You may decide not to follow the advice in the previous article, and continue to send your work out to publishers and agents, and you may, when the responses are slow and result in continued rejections, start to feel like you're in a vacuum. You are still deeply involved with your completed novel, and if you add the disappointment of rejection to your already somber mood at having to put the characters you've spent so long getting to know and love, to rest, then you wont be feeling creative. How do you counter this? The best way to reconnect with the world and your creativity is to get started on your next project.

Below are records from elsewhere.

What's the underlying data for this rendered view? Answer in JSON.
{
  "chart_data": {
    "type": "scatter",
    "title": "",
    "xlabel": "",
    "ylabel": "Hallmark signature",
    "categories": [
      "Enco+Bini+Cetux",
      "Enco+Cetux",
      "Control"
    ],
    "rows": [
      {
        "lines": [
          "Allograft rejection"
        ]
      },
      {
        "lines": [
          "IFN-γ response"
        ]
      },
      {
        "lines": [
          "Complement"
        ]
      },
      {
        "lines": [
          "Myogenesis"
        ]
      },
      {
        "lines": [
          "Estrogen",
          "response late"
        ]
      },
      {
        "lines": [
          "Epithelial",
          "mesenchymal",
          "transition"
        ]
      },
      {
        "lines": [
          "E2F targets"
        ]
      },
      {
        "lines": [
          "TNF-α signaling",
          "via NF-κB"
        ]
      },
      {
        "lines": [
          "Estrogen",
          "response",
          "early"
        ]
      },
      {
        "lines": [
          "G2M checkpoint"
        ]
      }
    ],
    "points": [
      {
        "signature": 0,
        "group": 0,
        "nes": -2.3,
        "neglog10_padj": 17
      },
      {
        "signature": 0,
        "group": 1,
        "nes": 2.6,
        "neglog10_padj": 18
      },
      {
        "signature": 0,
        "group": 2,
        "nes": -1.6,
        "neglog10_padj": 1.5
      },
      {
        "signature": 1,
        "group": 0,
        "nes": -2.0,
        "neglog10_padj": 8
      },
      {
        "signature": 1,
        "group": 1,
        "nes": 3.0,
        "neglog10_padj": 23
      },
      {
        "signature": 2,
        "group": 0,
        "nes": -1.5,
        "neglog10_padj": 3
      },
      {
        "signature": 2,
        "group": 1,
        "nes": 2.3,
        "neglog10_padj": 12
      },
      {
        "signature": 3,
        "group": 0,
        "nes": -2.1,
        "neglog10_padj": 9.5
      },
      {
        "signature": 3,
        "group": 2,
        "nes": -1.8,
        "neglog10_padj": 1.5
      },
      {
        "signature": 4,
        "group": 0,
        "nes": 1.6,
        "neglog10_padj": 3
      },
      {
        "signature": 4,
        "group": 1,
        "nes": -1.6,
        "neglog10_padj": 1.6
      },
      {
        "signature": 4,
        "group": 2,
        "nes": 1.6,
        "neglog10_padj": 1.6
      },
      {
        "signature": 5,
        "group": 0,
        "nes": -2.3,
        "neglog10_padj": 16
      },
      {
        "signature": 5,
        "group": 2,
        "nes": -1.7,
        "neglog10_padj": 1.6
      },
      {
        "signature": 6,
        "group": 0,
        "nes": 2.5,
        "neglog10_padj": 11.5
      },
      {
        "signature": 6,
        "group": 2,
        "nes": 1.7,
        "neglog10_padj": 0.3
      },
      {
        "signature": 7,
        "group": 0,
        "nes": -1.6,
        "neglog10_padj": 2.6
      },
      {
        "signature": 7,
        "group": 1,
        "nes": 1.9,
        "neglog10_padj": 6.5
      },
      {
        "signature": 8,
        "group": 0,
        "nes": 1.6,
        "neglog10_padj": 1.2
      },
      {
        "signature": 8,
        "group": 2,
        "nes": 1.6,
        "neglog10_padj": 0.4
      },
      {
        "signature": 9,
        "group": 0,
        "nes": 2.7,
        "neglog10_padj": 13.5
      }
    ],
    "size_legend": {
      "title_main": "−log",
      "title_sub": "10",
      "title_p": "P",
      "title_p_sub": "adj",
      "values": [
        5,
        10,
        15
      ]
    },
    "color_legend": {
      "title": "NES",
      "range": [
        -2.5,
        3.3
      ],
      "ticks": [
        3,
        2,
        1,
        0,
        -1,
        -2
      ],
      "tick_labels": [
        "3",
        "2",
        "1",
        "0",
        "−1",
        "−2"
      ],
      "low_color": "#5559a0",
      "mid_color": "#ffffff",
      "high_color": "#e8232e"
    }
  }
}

There has to be a period of grieving. Take the time to say goodbye to your previous work. Distance yourself from it. Continue to send it out to publishers and agents by all means, but accept that emotionally, it is done. Recognise what you are feeling and integrate it. Denying it, or trivialising it will not help. Just as writing the novel brought you to new levels of awareness, so too will saying goodbye. Every emotion is a valid emotion. And each one has a place in your personality. In order to complete this novel you had to learn to take yourself seriously. You had to face your demons, listen to the subconscious voices, and embrace them. Well, the completion of the novel, and the farewell to the characters you've nurtured for some months, demands the same level of consciousness and the same committment to your emotional world. Using exactly the same tools as were employed in reaching your authenticity, the journal, the time management, the solitude where appropriate, you can say goodbye.
Having said goodbye, you can, with less torment, take the rejection on board, and even choose to publish in one of the ways mentioned in the previous article, while using the emotional and psychological space you have created through this mourning phase, to start soaking up new ideas, new inspirations.
If writing a novel took solitude and a retreating into self, then this period should have you reconnecting with the outside world; it should have you observing and participating all at the same time. Your notebook should be close at hand, and all and any observations should be written down. Remember nothing is too silly, too insignificant, or too trivial. As I illustrated way back in my first article, the mundane is only mundane when not used properly. Washing dishes, doing housework, talking to your local grocer can all be incorporated into your novel. Be aware, be fully conscious, because the next novel might be just around the corner.